Un Triple Sept d’Aeroméxico est actuellement en visite dans les ateliers d’AFI KLM E&M, quels sont vos liens avec la compagnie mexicaine ?
Le 777 n’est pas encore arrivé. Il va venir dans les prochaines semaines à CDG. Aeroméxico est un client de longue date tout en étant un partenaire de SkyTeam. C’est un client important même si nos relations ne sont évidemment pas aussi importantes que celles entre Aeroméxico et Delta TechOps de par leur positionnement géographique. Néanmoins, nous avons déjà traité un certain nombre de leurs avions à Paris et à Amsterdam. Nous révisons pour eux des APU, avons aussi révisé des GE90. C’est un client qui vient régulièrement nous confier des tâches d’entretien.
Etes-vous aussi intéressé par les deux importantes compagnies low-cost qui se développent actuellement au Mexique ?

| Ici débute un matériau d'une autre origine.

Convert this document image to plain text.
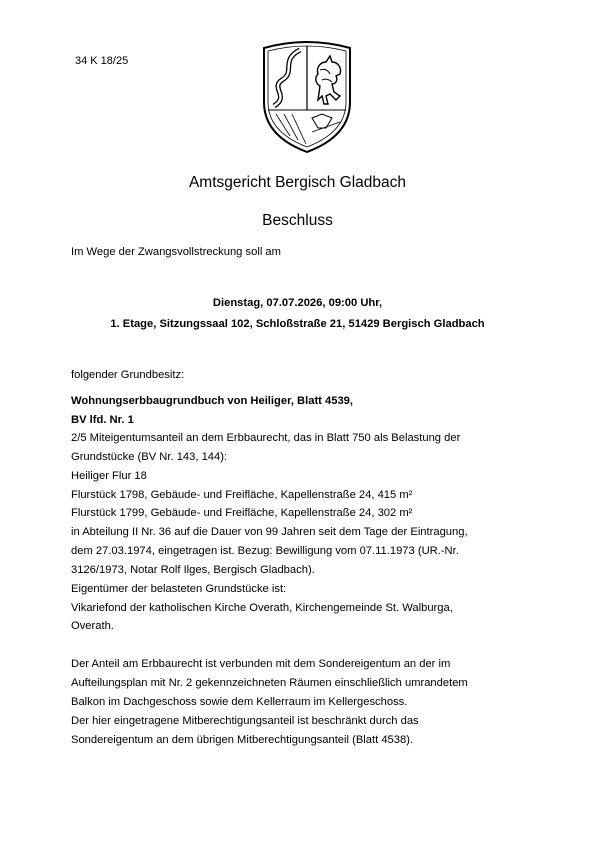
34 K 18/25
Amtsgericht Bergisch Gladbach
Beschluss
Im Wege der Zwangsvollstreckung soll am
Dienstag, 07.07.2026, 09:00 Uhr,
1. Etage, Sitzungssaal 102, Schloßstraße 21, 51429 Bergisch Gladbach
folgender Grundbesitz:
Wohnungserbbaugrundbuch von Heiliger, Blatt 4539,
BV lfd. Nr. 1
2/5 Miteigentumsanteil an dem Erbbaurecht, das in Blatt 750 als Belastung der
Grundstücke (BV Nr. 143, 144):
Heiliger Flur 18
Flurstück 1798, Gebäude- und Freifläche, Kapellenstraße 24, 415 m²
Flurstück 1799, Gebäude- und Freifläche, Kapellenstraße 24, 302 m²
in Abteilung II Nr. 36 auf die Dauer von 99 Jahren seit dem Tage der Eintragung,
dem 27.03.1974, eingetragen ist. Bezug: Bewilligung vom 07.11.1973 (UR.-Nr.
3126/1973, Notar Rolf Ilges, Bergisch Gladbach).
Eigentümer der belasteten Grundstücke ist:
Vikariefond der katholischen Kirche Overath, Kirchengemeinde St. Walburga,
Overath.
Der Anteil am Erbbaurecht ist verbunden mit dem Sondereigentum an der im
Aufteilungsplan mit Nr. 2 gekennzeichneten Räumen einschließlich umrandetem
Balkon im Dachgeschoss sowie dem Kellerraum im Kellergeschoss.
Der hier eingetragene Mitberechtigungsanteil ist beschränkt durch das
Sondereigentum an dem übrigen Mitberechtigungsanteil (Blatt 4538).
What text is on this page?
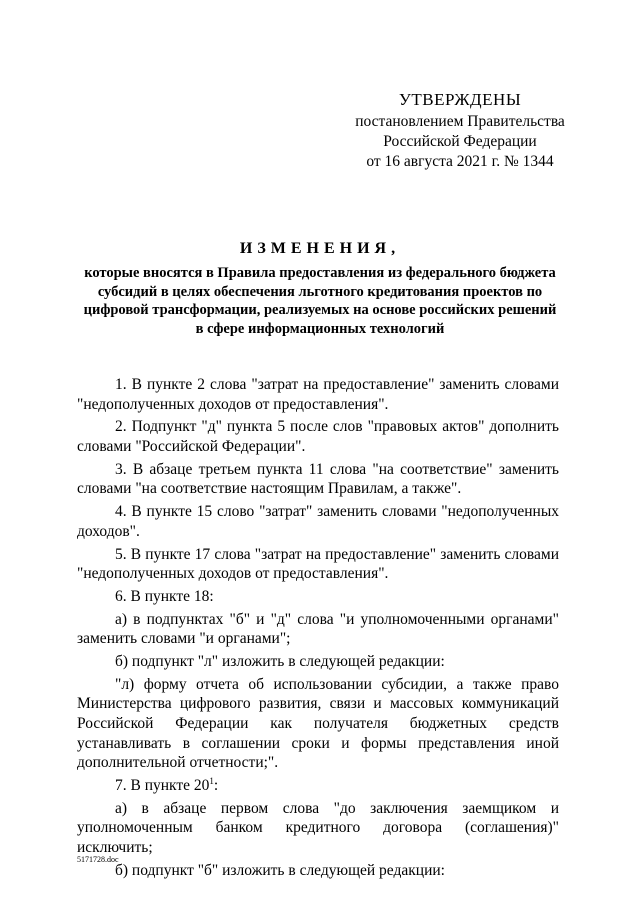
УТВЕРЖДЕНЫ
постановлением Правительства
Российской Федерации
от 16 августа 2021 г. № 1344
ИЗМЕНЕНИЯ,
которые вносятся в Правила предоставления из федерального бюджета субсидий в целях обеспечения льготного кредитования проектов по цифровой трансформации, реализуемых на основе российских решений в сфере информационных технологий

1. В пункте 2 слова "затрат на предоставление" заменить словами "недополученных доходов от предоставления".

2. Подпункт "д" пункта 5 после слов "правовых актов" дополнить словами "Российской Федерации".

3. В абзаце третьем пункта 11 слова "на соответствие" заменить словами "на соответствие настоящим Правилам, а также".

4. В пункте 15 слово "затрат" заменить словами "недополученных доходов".

5. В пункте 17 слова "затрат на предоставление" заменить словами "недополученных доходов от предоставления".

6. В пункте 18:

а) в подпунктах "б" и "д" слова "и уполномоченными органами" заменить словами "и органами";

б) подпункт "л" изложить в следующей редакции:

"л) форму отчета об использовании субсидии, а также право Министерства цифрового развития, связи и массовых коммуникаций Российской Федерации как получателя бюджетных средств устанавливать в соглашении сроки и формы представления иной дополнительной отчетности;".

7. В пункте $20^1$:

а) в абзаце первом слова "до заключения заемщиком и уполномоченным банком кредитного договора (соглашения)" исключить;

б) подпункт "б" изложить в следующей редакции:

5171728.doc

Nous les visitons régulièrement. Elles ne sont pas encore clientes aujourd’hui mais il n’y a pas de raison pour que cela ne fonctionne pas avec elles, car nous prenons une part de plus en plus significative sur le marché d’entretien des compagnies low-cost. Il y a cinq ou dix ans, on aurait peut-être trouvé impensable ou illusoire qu’Air France Industries KLM E&M puisse fournir des services de qualité aux prix escomptés par ce type d’opérateurs. Depuis, nous avons signé avec JetBlue, avec IndiGo, nous venons de signer un énorme contrat avec AirAsia, encore le mois dernier avec Cebu aux Philippines. Nous discutons aussi avec des low-cost européennes. Il n’y a donc pas de raison pour que cela ne se réalise pas aussi avec des compagnies mexicaines. Nous sommes de mieux en mieux positionnés en termes de compétitivité pour ce type de compagnies qui sont très souvent exigeantes, car elles volent beaucoup. La disponibilité est un facteur clé mais elles veulent aussi des prix à l’heure de vol les plus bas possible pour pouvoir pratiquer des tarifs attractifs. Nos récents succès à travers le monde nous laissent penser que nous pouvons fournir de tels services aux opérateurs low cost dans tout le continent américain, comme nous le faisons pour JetBlue.